What's That Bug? does not endorse extermination

Subject: spider
Location: Shamona Creek side, Chester County, PA
March 7, 2017 4:02 pm
June 24, 2012. I was walking past a huge patch of lilies next to a creek when this little pugilist leaped out of the center of the flower. It stood there as if ready to fight to protect its home. The spider didn’t move while I readied my camera and took the picture. It then then did an amazing backward leap into the flower and was gone. I was fascinated by the ring on its body and the color inside it and the ring around its back (sac?). I didn’t see it in the ‘Spiders of Pennsylvania’ website
Thank you in advance
Signature: Sarah

Jumping Spider

Dear Sarah,
This is a Jumping Spider in the family Salticidae, a group that does not build webs to snare prey.  Jumping Spiders are hunting spiders that pounce on their prey from a considerable distance with remarkable accuracy.  They can also take down prey much larger than they.  Though they are harmless to humans, Jumping Spiders are fearless, and they will follow a human with their acute eyesight if they feel threatened, but they do not back down.  This lovely metallic individual appears to be a male because of his large pedipalps.  We will attempt a species identification and get back to you if we are successful.

What's That Bug? does not endorse extermination

Subject: Spider?
Location: In kitchen
January 28, 2017 1:50 pm
What type of spider is this?
Signature: Any

Jumping Spider

Dear Any,
Since we do not know if you kitchen is in Albuquerque or Kuala Lumpur, we are not going to bother attempting to identify this harmless Jumping Spider beyond the family level Salticidae.

Sorry I am in north Texas

What's That Bug? does not endorse extermination

Subject: Bugs on the ceiling above the Christmas Tree
Location: BC, Canada
December 11, 2016 10:36 am
We live in the Pacific Northwest. We cut our tree down a week ago. Today we woke up to 8 of these guys all on the ceiling in close proximity to the tree. Did they come from the tree? If so what are they and what do we do abou it? Thank you
Signature: Alison

Jumping Spider

Jumping Spider

Dear Alison,
Though theoretically, after cutting a tree it is no longer alive, we still feel comfortable stating whenever living plants are brought indoors, be they Christmas trees, fresh fruits and vegetables, or flowers cut from the garden, chances are quite good you will transport insects, arthropods or other small creatures with the plants.  Your visitor appears to have 8 legs, and we suspect it is a harmless Jumping Spider that was probably quite content searching for prey on the living tree, though it is now quite confused to find itself in a relatively prey-free environment.
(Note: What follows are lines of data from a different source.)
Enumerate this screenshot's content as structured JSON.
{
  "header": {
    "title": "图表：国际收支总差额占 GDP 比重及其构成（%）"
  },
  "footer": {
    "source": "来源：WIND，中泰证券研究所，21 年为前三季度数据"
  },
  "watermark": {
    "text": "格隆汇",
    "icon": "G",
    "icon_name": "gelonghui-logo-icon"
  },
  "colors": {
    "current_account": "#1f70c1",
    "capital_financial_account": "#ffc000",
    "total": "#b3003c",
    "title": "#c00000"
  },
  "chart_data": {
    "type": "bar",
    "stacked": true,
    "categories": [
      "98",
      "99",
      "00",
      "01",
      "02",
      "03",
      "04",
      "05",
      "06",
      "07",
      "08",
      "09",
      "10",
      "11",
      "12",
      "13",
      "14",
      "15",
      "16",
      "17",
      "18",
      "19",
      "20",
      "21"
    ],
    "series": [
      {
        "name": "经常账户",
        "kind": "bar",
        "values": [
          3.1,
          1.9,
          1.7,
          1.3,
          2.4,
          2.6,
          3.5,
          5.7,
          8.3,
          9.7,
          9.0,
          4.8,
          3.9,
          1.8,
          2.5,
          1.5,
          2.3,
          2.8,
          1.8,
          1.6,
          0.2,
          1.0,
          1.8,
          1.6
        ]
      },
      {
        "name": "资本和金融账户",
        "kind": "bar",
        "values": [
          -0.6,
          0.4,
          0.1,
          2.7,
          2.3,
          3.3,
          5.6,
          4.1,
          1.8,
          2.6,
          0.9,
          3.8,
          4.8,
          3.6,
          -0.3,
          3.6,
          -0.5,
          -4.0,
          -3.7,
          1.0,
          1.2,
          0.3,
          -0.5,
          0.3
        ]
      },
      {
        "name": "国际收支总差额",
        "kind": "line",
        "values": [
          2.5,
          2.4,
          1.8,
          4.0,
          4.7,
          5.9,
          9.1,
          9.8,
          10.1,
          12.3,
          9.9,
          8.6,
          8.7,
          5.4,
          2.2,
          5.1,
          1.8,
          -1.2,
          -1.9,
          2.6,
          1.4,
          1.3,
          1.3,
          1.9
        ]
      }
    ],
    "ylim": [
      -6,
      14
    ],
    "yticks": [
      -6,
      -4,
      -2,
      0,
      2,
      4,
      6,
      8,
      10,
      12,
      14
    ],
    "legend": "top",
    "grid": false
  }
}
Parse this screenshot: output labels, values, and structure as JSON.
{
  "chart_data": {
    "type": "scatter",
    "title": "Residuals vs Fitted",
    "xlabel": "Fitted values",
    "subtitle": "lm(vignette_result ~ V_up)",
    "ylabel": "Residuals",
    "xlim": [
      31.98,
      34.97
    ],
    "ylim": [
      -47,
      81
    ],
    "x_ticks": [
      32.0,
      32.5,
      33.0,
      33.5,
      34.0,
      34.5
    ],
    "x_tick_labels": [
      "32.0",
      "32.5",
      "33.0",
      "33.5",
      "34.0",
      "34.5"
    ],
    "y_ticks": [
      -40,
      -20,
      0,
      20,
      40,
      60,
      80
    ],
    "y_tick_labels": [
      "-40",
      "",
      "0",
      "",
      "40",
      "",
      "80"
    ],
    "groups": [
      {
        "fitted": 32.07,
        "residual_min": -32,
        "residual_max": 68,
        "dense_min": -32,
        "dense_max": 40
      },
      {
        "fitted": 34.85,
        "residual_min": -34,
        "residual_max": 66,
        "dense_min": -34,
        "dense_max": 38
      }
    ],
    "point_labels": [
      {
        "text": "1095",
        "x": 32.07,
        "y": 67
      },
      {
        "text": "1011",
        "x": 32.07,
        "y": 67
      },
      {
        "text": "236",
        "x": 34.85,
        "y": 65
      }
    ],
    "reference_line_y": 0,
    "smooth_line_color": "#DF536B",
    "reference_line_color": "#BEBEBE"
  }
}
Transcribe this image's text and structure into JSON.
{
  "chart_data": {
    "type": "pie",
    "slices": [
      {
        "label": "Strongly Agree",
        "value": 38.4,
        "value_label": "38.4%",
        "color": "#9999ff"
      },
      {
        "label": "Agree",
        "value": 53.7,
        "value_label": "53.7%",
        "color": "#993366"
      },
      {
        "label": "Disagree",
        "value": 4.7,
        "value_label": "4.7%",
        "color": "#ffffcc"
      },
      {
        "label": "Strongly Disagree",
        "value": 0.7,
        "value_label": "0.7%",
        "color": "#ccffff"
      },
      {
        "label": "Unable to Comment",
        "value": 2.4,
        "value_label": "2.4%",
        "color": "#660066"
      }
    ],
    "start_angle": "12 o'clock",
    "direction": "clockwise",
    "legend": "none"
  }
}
Thank you. Was very worried when there was suddenly 8 that we had a bigger problem! Thanks so much.
Alison

What's That Bug? does not endorse extermination

Subject: Big LA Jumping Spider?
Location: Venice, CA
November 2, 2016 11:36 am
Dear Bugman,
Once again, I call upon you to help me identify a little critter that has terrified my wife. This guy was big, bigger than a quarter, and its orange thorax and black and grayish stripped legs were very distinct and quite beautiful. I assume this is some type of Jumping Spider…maybe originally from Mexico, maybe a male looking for a mater? Any help identifying would be great. You’ll be happy to know that after a conversation with the spider it walked out on its own.
Signature: -Teacher Todd

Johnson's Jumper

Johnson’s Jumper

Dear Teacher Todd,
Our money is on this being Johnson’s Jumper,
Phidippus johnsoni, a species described on BugGuide as being:  “Mostly black with a red abdomen. The male’s abdomen is entirely red, whereas the female’s abdomen has a black mark down the center.”  This BugGuide image is a good match.  Because of your tolerance, we are tagging this posting with the Bug Humanitarian Award.